Written by Matt Scott
My college career has been a period of many firsts. I experienced my first bowl game, my first professional conference, my first trip to Cookout, and, unfortunately, my first all-nighter in the Baker Center. More importantly, however, UT is the place where I first made service a focal point of my life. Though I volunteered and went on mission trips in high school, it wasn’t until my induction into the Chancellor’s Honors Program that I began to reflect critically on service.
As I sat through the induction ceremony daydreaming about my new college life, my ears perked up at one question: “Why are you here?”
This seemed to be a ridiculous question. Obviously, I was here to get a degree and get into medical school. Why else would I be here? I wish I could tell you I realized the importance of this question that evening, or even that year. Instead, I devoted myself to my studies at the expense of my commitment to service. I was only here to pursue my own successes, after all. Soon enough, summer break arrived and I was intent on continuing this pursuit. I began planning the next year of school and decided to become a peer mentor for other CHP students.
Mentoring seemed like a great low-commitment way to diversify my resume and meet new people in the process. That summer, I was assigned a list of incoming students to mentor. I introduced myself and explained that I would be a point of contact for them while they were at Tennessee. I went into the experience determined to teach my mentees a thing or two about college life. Instead, they taught me about myself. I realized with every question, late-night text, and coffee date that this was what I was passionate about. They thought they were an inconvenience; I knew they were my ticket to a bigger world, one where I embraced that I was best when serving others.
Over the next year and a half, I nurtured this realization. I helped lead a construction-based service trip into the heart of rural West Virginia with my church. There, we re-roofed the home of a family who had lost everything when their mother’s health took a turn for the worse. I began volunteering with the Honors Program and Alpha Epsilon Delta (UT’s largest pre-health society), doing everything from collecting cans of food to cleaning out yards. I even began a regular volunteer shift at Fort Sanders Medical Center, where I still make follow-up calls to discharged patients and go to patient rooms to check on their comfort.
However, I soon found myself again considering the question I had heard nearly two years before. Why was I here? I had made an impact on many people, but I had yet to go all in, to really break the barrier between student and servant.

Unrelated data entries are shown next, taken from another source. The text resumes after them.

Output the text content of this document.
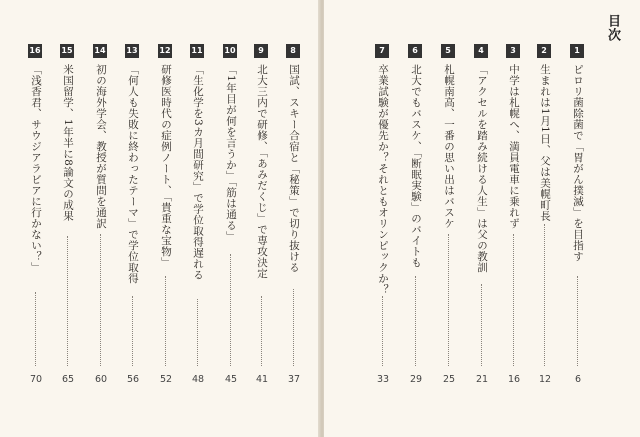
目次
1
ピロリ菌除菌で「胃がん撲滅」を目指す
6
2
生まれは1月1日、父は美幌町長
12
3
中学は札幌へ、満員電車に乗れず
16
4
「アクセルを踏み続ける人生」は父の教訓
21
5
札幌南高、一番の思い出はバスケ
25
6
北大でもバスケ、「断眠実験」のバイトも
29
7
卒業試験が優先か？それともオリンピックか？
33
8
国試、スキー合宿と「秘策」で切り抜ける
37
9
北大三内で研修、「あみだくじ」で専攻決定
41
10
「1年目が何を言うか」「筋は通る」
45
11
「生化学を3カ月間研究」で学位取得遅れる
48
12
研修医時代の症例ノート、「貴重な宝物」
52
13
「何人も失敗に終わったテーマ」で学位取得
56
14
初の海外学会、教授が質問を通訳
60
15
米国留学、1年半に8論文の成果
65
16
「浅香君、サウジアラビアに行かない？」
70
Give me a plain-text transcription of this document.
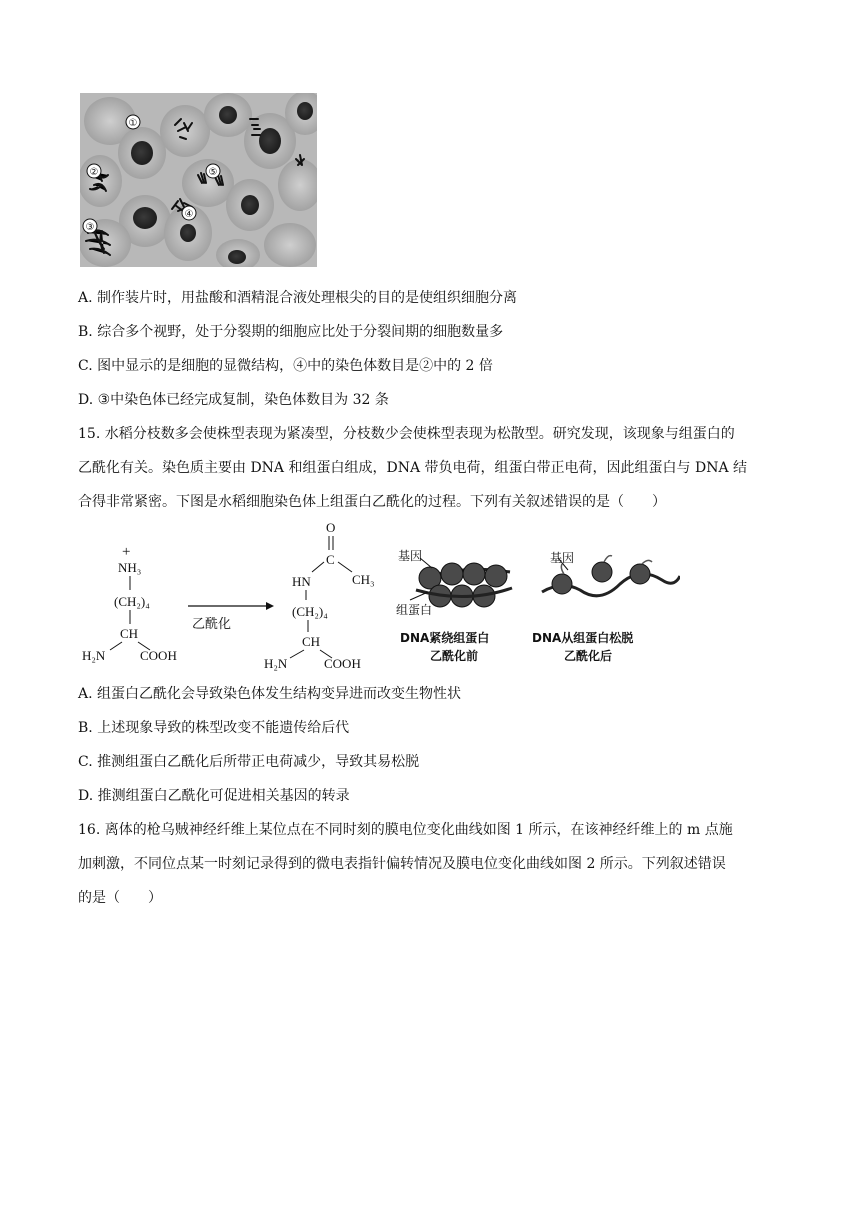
①
②
③
④
⑤
A. 制作装片时，用盐酸和酒精混合液处理根尖的目的是使组织细胞分离
B. 综合多个视野，处于分裂期的细胞应比处于分裂间期的细胞数量多
C. 图中显示的是细胞的显微结构，④中的染色体数目是②中的 2 倍
D. ③中染色体已经完成复制，染色体数目为 32 条
15. 水稻分枝数多会使株型表现为紧凑型，分枝数少会使株型表现为松散型。研究发现，该现象与组蛋白的
乙酰化有关。染色质主要由 DNA 和组蛋白组成，DNA 带负电荷，组蛋白带正电荷，因此组蛋白与 DNA 结
合得非常紧密。下图是水稻细胞染色体上组蛋白乙酰化的过程。下列有关叙述错误的是（　　）
+
NH₃
(CH₂)₄
CH
H₂N	COOH
乙酰化
O
C
CH₃
HN
(CH₂)₄
CH
H₂N	COOH
基因
组蛋白
DNA紧绕组蛋白
乙酰化前
基因
DNA从组蛋白松脱
乙酰化后
A. 组蛋白乙酰化会导致染色体发生结构变异进而改变生物性状
B. 上述现象导致的株型改变不能遗传给后代
C. 推测组蛋白乙酰化后所带正电荷减少，导致其易松脱
D. 推测组蛋白乙酰化可促进相关基因的转录
16. 离体的枪乌贼神经纤维上某位点在不同时刻的膜电位变化曲线如图 1 所示，在该神经纤维上的 m 点施
加刺激，不同位点某一时刻记录得到的微电表指针偏转情况及膜电位变化曲线如图 2 所示。下列叙述错误
的是（　　）
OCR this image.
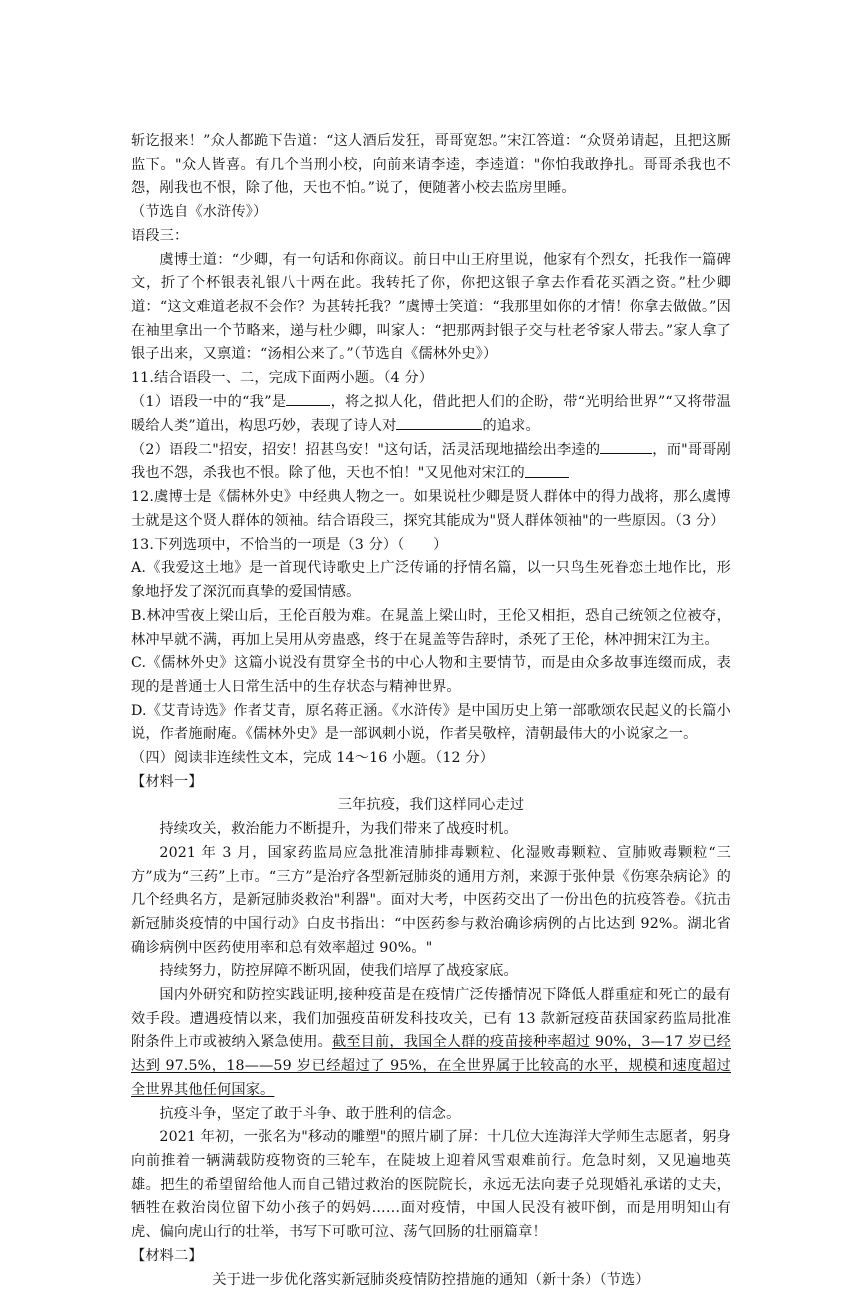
斩讫报来！”众人都跪下告道：“这人酒后发狂，哥哥宽恕。”宋江答道：“众贤弟请起，且把这厮监下。"众人皆喜。有几个当刑小校，向前来请李逵，李逵道："你怕我敢挣扎。哥哥杀我也不怨，剐我也不恨，除了他，天也不怕。”说了，便随著小校去监房里睡。

（节选自《水浒传》）

语段三：

虞博士道：“少卿，有一句话和你商议。前日中山王府里说，他家有个烈女，托我作一篇碑文，折了个杯银表礼银八十两在此。我转托了你，你把这银子拿去作看花买酒之资。”杜少卿道：“这文难道老叔不会作？为甚转托我？”虞博士笑道：“我那里如你的才情！你拿去做做。”因在袖里拿出一个节略来，递与杜少卿，叫家人：“把那两封银子交与杜老爷家人带去。”家人拿了银子出来，又禀道：“汤相公来了。”（节选自《儒林外史》）

11.结合语段一、二，完成下面两小题。（4 分）

（1）语段一中的“我”是	，将之拟人化，借此把人们的企盼，带“光明给世界”“又将带温暖给人类”道出，构思巧妙，表现了诗人对	的追求。

（2）语段二"招安，招安！招甚鸟安！"这句话，活灵活现地描绘出李逵的	，而"哥哥剐我也不怨，杀我也不恨。除了他，天也不怕！"又见他对宋江的

12.虞博士是《儒林外史》中经典人物之一。如果说杜少卿是贤人群体中的得力战将，那么虞博士就是这个贤人群体的领袖。结合语段三，探究其能成为"贤人群体领袖"的一些原因。（3 分）

13.下列选项中，不恰当的一项是（3 分）（　　）

A.《我爱这土地》是一首现代诗歌史上广泛传诵的抒情名篇，以一只鸟生死眷恋土地作比，形象地抒发了深沉而真挚的爱国情感。

B.林冲雪夜上梁山后，王伦百般为难。在晁盖上梁山时，王伦又相拒，恐自己统领之位被夺，林冲早就不满，再加上吴用从旁蛊惑，终于在晁盖等告辞时，杀死了王伦，林冲拥宋江为主。

C.《儒林外史》这篇小说没有贯穿全书的中心人物和主要情节，而是由众多故事连缀而成，表现的是普通士人日常生活中的生存状态与精神世界。

D.《艾青诗选》作者艾青，原名蒋正涵。《水浒传》是中国历史上第一部歌颂农民起义的长篇小说，作者施耐庵。《儒林外史》是一部讽刺小说，作者吴敬梓，清朝最伟大的小说家之一。

（四）阅读非连续性文本，完成 14～16 小题。（12 分）

【材料一】

三年抗疫，我们这样同心走过

持续攻关，救治能力不断提升，为我们带来了战疫时机。

2021 年 3 月，国家药监局应急批准清肺排毒颗粒、化湿败毒颗粒、宣肺败毒颗粒“三方”成为“三药”上市。“三方”是治疗各型新冠肺炎的通用方剂，来源于张仲景《伤寒杂病论》的几个经典名方，是新冠肺炎救治"利器"。面对大考，中医药交出了一份出色的抗疫答卷。《抗击新冠肺炎疫情的中国行动》白皮书指出：“中医药参与救治确诊病例的占比达到 92%。湖北省确诊病例中医药使用率和总有效率超过 90%。"

持续努力，防控屏障不断巩固，使我们培厚了战疫家底。

国内外研究和防控实践证明,接种疫苗是在疫情广泛传播情况下降低人群重症和死亡的最有效手段。遭遇疫情以来，我们加强疫苗研发科技攻关，已有 13 款新冠疫苗获国家药监局批准附条件上市或被纳入紧急使用。截至目前，我国全人群的疫苗接种率超过 90%，3—17 岁已经达到 97.5%，18——59 岁已经超过了 95%，在全世界属于比较高的水平，规模和速度超过全世界其他任何国家。

抗疫斗争，坚定了敢于斗争、敢于胜利的信念。

2021 年初，一张名为"移动的雕塑"的照片刷了屏：十几位大连海洋大学师生志愿者，躬身向前推着一辆满载防疫物资的三轮车，在陡坡上迎着风雪艰难前行。危急时刻，又见遍地英雄。把生的希望留给他人而自己错过救治的医院院长，永远无法向妻子兑现婚礼承诺的丈夫，牺牲在救治岗位留下幼小孩子的妈妈……面对疫情，中国人民没有被吓倒，而是用明知山有虎、偏向虎山行的壮举，书写下可歌可泣、荡气回肠的壮丽篇章！

【材料二】

关于进一步优化落实新冠肺炎疫情防控措施的通知（新十条）（节选）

While driving home from a fall break trip, I looked at my best friend and said that we should do something huge for our community in Knoxville.
With the help of an amazing team at Global Service Projects, we designed the Run and Walk for Mental Health Awareness, a 5K that would not only raise awareness about mental health but also raise funds for the Helen Ross McNabb Center, a local organization that provides behavioral and mental health services to the underinsured. The event was a massive success and, true to their mission to help me realize my purpose, the Chancellor’s Honors Program covered nearly one-third of our event budget.
As I begin my final year on Rocky Top I am president of Alpha Epsilon Delta, where I am refocusing the goals of our organization to emphasize service. As director of public relations for Global Service Projects, I am heading a fundraising campaign for the Helen Ross McNabb Center’s new domestic violence shelter and beginning to recruit sponsors for the Second Annual Run and Walk for Mental Health Awareness. Most recently, I have been selected to co-lead the Honors and Scholars Programs’ first Alternative Spring Break trip—check back in the spring newsletter for an update on that experience!
Over the last three years, I have gone from a self-serving student to a self-actualized servant who aims to make service a central tenet of my life.
Ultimately, I know that this would have never been possible without the support and encouragement of the Chancellor’s Honors Program. Looking back on my inattentive first-year self, I smile. I will always remember the one question that made it through my daydreaming and how it has changed my life—and hopefully the lives of many others—for the better.